Casino in Duncan, Oklahoma

Chisholm Trail Casino is a casino that opened in Duncan, Oklahoma in October, 2004. The 22,000 sqft casino is owned and operated by the Chickasaw Nation and is open 24 hours daily. Located along the site of the historic Chisholm Trail cattle drive, the casino is five miles north of downtown Duncan on Highway 81, south of Highway 7. Chisholm Trail is owned and operated by the Chickasaw Nation. The casino is 70 miles south of Norman, Oklahoma and the Nation’s sister gaming facility, Riverwind Casino.
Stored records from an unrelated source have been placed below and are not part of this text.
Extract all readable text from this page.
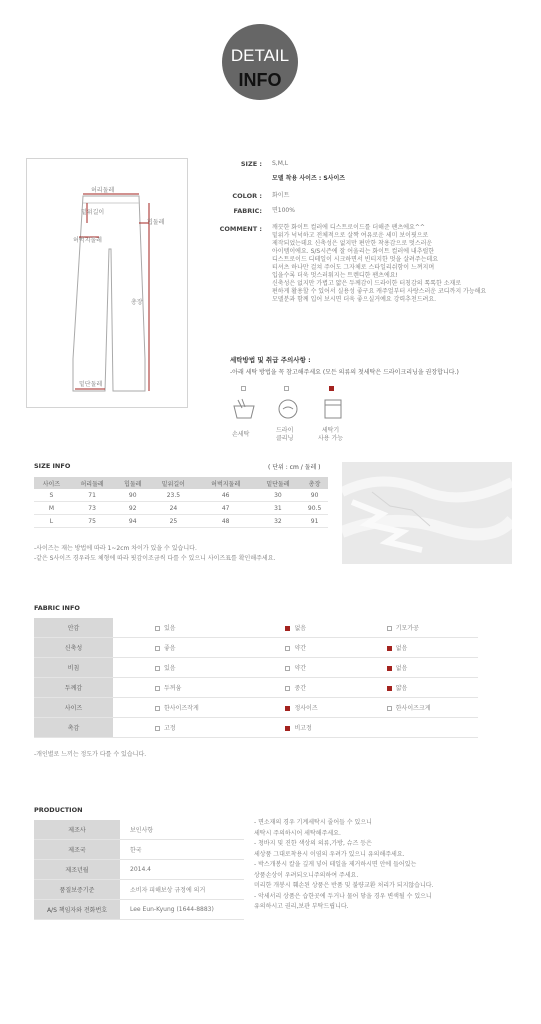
DETAIL
INFO
허리둘레
밑위길이
힙둘레
허벅지둘레
총장
밑단둘레
SIZE : S,M,L
모델 착용 사이즈 : S사이즈
COLOR : 화이트
FABRIC: 면100%
COMMENT : 깨끗한 화이트 컬러에 디스트로이드를 더해준 팬츠에요^^
밑위가 넉넉하고 전체적으로 살짝 여유로운 세미 보이핏으로
제작되었는데요 신축성은 없지만 편안한 착용감으로 멋스러운
아이템이에요. S/S시즌에 잘 어울리는 화이트 컬러에 내추럴한
디스트로이드 디테일이 시크하면서 빈티지한 멋을 살려주는데요
티셔츠 하나만 걸쳐 주어도 그자체로 스타일리쉬함이 느껴지며
입을수록 더욱 멋스러워지는 트렌디한 팬츠에요!
신축성은 없지만 가볍고 얇은 두께감이 드라이한 터칭감의 톡톡한 소재로
편하게 활용할 수 있어서 실용성 좋구요 캐주얼부터 사랑스러운 코디까지 가능해요
모델분과 함께 입어 보시면 더욱 좋으실거예요 강력추천드려요.
세탁방법 및 취급 주의사항 :
-아래 세탁 방법을 꼭 참고해주세요 (모든 의류의 첫세탁은 드라이크리닝을 권장합니다.)
손세탁
드라이
클리닝
세탁기
사용 가능
SIZE INFO	( 단위 : cm / 둘레 )
사이즈	허리둘레	힙둘레	밑위길이	허벅지둘레	밑단둘레	총장
S	71	90	23.5	46	30	90
M	73	92	24	47	31	90.5
L	75	94	25	48	32	91
-사이즈는 재는 방법에 따라 1~2cm 차이가 있을 수 있습니다.
-같은 S사이즈 경우라도 체형에 따라 핏감이조금씩 다를 수 있으니 사이즈표를 확인해주세요.
FABRIC INFO
안감	있음	없음	기모가공
신축성	좋음	약간	없음
비침	있음	약간	없음
두께감	두꺼움	중간	얇음
사이즈	한사이즈작게	정사이즈	한사이즈크게
촉감	고정	비고정	
-개인별로 느끼는 정도가 다를 수 있습니다.
PRODUCTION
제조사	보인사항
제조국	한국
제조년월	2014.4
품질보증기준	소비자 피해보상 규정에 의거
A/S 책임자와 전화번호	Lee Eun-Kyung (1644-8883)
- 면소재의 경우 기계세탁시 줄어들 수 있으니
세탁시 주의하시어 세탁해주세요.
- 청바지 및 진한 색상의 의류,가방, 슈즈 등은
세상품 그대로착용시 이염의 우려가 있으니 유의해주세요.
- 박스개봉시 칼을 깊게 넣어 테일을 제거하시면 안에 들어있는
상품손상이 우려되오니주의하여 주세요.
미리한 개봉시 훼손된 상품은 반품 및 불량교환 처리가 되지않습니다.
- 악세서리 상품은 습한곳에 두거나 물어 닿을 경우 변색될 수 있으니
유의하시고 권리,보관 부탁드립니다.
Chisholm Trail is 100 miles northwest of WinStar World Casino, another Chickasaw Nation gaming center, located in Thackerville, Oklahoma.

==Games==
Chisholm Trail Casino offers more than 600 gaming machines and tables for Blackjack, 3-card Poker and Ultimate Texas Hold 'Em.

==Dining==
The 22,000-square-foot facility also includes a full-service restaurant and bar, Aces. Aces is open 7 days a week and features menu items like burgers, salads, meatloaf, chicken tenders and more. There is also a smoke shop and Rustic Trail Gift Shop at the facility. Chisholm Trail Casino is near by several hotels and motels, including Hampton Inn, Chisholm Suites, Quality Inn and Days Inn.